In contrast, at higher temperatures the pressure dependence of the molar conductance of aqueous solutions is generally positive. At high temperatures and low pressures the dielectric constant of water is low, and the salts are only partially dissociated. An increase in density causes an increase in the dielectric constant [18], [19] and hence, higher ionisation of the solute. For example, at T=673 K a pressure of 400 MPa leads to a water density of about $\text{0.9}\text{g}\text{·}\text{cm}{}^{\mathrm{-3}}$ [20] and a dielectric constant of about 24 [18], [19]. At 100 MPa and T=673 K the density is only $\text{0.69}\text{g}\text{·}\text{cm}{}^{\mathrm{-3}}$ and the dielectric constant is 12.5, which is, however, still sufficient for partial ionisation of salts with univalent ions.

The discussion of the performance of electrolysis in wide ranges of temperature and pressure requires the determination of current–potential curves and of decomposition potentials. Already in 1904, Th. Wulf reported on the pressure dependence of the decomposition potential for H₂ and O₂ of aqueous solutions with platinum electrodes up to T=338 K and 100 MPa [21]. He found that the decomposition potential varied only slightly and within the uncertainty ranges. In 1928 Tamman and Jenckel (1928) investigated the effect of pressure on current-voltage curves upto 300 MPa at room temperature [22]. They found that at constant potential the pressure caused the electric current density to grow. Lange showed in 1933 that at higher, but subcritical temperatures, higher pressures decreased the overpotential at an electrode [23]. The application of high pressures in these measurements required, however, comparatively low temperatures, because of the limited mechanical strength of the autoclave materials. Modern materials and techniques make possible the simultaneous application of high pressures and high supercritical temperatures.

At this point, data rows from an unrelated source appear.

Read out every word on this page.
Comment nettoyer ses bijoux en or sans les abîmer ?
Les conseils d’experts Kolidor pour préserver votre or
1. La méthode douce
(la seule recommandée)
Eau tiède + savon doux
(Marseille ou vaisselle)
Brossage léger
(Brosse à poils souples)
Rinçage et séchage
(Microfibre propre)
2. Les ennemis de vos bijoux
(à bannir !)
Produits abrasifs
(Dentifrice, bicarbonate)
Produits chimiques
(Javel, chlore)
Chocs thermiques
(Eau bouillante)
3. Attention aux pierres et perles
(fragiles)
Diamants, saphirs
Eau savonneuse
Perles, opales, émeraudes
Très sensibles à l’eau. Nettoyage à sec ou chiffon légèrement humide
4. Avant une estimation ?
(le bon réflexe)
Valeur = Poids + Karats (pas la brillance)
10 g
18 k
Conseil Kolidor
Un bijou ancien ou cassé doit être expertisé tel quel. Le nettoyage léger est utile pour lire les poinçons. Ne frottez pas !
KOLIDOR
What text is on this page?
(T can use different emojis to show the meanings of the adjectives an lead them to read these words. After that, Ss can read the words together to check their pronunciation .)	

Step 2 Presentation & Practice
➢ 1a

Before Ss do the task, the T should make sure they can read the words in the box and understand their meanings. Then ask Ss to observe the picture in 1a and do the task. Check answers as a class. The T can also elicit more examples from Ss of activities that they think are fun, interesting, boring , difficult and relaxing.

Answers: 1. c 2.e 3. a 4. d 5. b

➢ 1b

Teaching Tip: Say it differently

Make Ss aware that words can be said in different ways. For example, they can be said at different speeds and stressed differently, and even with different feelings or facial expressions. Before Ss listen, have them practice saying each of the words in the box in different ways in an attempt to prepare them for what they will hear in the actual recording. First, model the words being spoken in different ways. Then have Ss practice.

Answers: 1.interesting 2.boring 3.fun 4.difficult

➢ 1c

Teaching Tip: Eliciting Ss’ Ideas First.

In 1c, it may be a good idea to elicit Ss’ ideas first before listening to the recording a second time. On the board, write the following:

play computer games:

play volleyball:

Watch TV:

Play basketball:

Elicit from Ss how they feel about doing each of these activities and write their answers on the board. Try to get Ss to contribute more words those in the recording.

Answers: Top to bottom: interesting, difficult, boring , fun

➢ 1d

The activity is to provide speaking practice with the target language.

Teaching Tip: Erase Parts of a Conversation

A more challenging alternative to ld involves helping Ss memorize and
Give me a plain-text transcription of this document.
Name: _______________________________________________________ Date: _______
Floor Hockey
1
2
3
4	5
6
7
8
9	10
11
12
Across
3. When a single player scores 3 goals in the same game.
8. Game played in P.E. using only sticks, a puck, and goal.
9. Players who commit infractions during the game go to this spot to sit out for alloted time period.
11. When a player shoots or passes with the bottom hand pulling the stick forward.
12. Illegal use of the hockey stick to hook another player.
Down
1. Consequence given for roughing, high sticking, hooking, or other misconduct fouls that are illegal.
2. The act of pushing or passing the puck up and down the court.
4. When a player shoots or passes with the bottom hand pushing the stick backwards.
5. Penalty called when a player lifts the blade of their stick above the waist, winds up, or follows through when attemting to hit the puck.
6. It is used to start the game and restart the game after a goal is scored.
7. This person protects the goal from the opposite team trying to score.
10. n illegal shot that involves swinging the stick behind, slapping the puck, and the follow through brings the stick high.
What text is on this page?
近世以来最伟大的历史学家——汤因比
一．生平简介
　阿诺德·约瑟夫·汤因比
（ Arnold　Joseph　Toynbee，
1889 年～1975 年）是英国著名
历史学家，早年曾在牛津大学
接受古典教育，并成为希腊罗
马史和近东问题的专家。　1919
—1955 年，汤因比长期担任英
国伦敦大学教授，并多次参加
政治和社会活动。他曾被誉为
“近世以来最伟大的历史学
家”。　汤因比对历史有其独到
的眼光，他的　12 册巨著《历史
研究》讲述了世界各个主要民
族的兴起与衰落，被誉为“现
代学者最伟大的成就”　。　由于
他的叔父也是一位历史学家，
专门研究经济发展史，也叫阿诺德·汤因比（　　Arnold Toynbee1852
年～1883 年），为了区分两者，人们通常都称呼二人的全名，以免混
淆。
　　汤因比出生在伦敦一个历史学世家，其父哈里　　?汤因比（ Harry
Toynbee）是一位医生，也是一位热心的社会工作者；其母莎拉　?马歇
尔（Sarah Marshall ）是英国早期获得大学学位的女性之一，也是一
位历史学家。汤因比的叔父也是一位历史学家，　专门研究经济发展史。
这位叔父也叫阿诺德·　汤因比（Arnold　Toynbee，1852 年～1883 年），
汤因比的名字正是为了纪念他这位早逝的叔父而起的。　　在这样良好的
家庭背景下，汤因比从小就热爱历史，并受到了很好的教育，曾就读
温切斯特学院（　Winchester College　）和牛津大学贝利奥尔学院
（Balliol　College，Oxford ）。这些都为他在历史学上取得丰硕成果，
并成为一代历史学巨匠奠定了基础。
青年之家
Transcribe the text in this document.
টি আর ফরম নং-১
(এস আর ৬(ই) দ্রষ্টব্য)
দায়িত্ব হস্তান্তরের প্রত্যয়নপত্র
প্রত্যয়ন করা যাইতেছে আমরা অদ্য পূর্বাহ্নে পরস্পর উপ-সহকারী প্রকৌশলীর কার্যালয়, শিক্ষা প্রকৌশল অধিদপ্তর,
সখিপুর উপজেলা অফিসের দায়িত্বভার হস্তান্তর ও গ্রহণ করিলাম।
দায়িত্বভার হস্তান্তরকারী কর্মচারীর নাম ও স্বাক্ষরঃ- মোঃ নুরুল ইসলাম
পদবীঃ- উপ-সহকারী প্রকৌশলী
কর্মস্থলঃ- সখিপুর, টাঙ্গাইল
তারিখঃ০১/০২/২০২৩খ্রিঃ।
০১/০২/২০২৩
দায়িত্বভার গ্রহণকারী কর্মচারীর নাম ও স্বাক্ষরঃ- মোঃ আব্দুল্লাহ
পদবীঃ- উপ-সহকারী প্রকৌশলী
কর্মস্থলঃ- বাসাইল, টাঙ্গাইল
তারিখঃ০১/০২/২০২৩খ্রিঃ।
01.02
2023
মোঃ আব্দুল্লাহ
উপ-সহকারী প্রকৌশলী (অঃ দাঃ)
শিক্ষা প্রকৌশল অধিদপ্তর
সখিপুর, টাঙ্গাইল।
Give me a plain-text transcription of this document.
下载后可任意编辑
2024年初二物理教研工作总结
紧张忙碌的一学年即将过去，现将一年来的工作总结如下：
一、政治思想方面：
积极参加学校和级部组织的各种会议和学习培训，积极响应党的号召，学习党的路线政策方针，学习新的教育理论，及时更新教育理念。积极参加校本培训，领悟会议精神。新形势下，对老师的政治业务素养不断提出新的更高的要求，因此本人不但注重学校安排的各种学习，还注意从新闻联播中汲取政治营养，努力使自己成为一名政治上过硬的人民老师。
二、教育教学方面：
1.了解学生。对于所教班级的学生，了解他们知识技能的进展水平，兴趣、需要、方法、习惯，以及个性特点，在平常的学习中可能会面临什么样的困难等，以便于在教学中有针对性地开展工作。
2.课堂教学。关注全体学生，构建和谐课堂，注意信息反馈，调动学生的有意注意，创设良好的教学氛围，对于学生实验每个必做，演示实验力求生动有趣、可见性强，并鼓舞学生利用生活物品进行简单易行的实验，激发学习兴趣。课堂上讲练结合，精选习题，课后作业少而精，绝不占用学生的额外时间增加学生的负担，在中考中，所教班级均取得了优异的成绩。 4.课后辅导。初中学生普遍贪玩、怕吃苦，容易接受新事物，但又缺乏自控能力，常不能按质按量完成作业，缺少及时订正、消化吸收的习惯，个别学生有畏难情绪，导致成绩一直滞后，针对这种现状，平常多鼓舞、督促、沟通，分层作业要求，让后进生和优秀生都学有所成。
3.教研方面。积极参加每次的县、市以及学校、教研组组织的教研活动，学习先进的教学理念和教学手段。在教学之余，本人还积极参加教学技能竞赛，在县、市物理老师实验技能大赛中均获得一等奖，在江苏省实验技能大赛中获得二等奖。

Since the 1980s, there has been considerable interest in electrochemistry in supercritical fluids. However, this interest has been mainly limited to solvents such as CO₂ with critical points at comparatively low temperatures and pressures [24]. A few voltametric measurements for supercritical aqueous solutions have been reported by Bard and coworkers [25], [26]. However, in these studies only moderate pressures, typically of about 30 MPa, were applied. No attempts were made to investigate the pressure dependence of the voltametric properties in detail, or to generate supercritical states of liquid-like density.

Besides an interest in the scientific character of current–potential curves and the contributions of the overpotential, there is a possible practical interest. Decomposition under pressure can produce pressurised hydrogen and oxygen gases directly without later compression. High-pressure electrolysis and fuel cells could perhaps be combined to achieve energy storage. At a later stage, electrolysis of binary water-salt systems could be extended to homogeneous ternary systems with hydrocarbons or other organic compounds. Hydrogenation and other chemical processes might be carried out using a supercritical electrolytic aqueous phase cell. In supercritical water oxidation processes [27] the generation of oxygen could be achieved by electrolysis [28].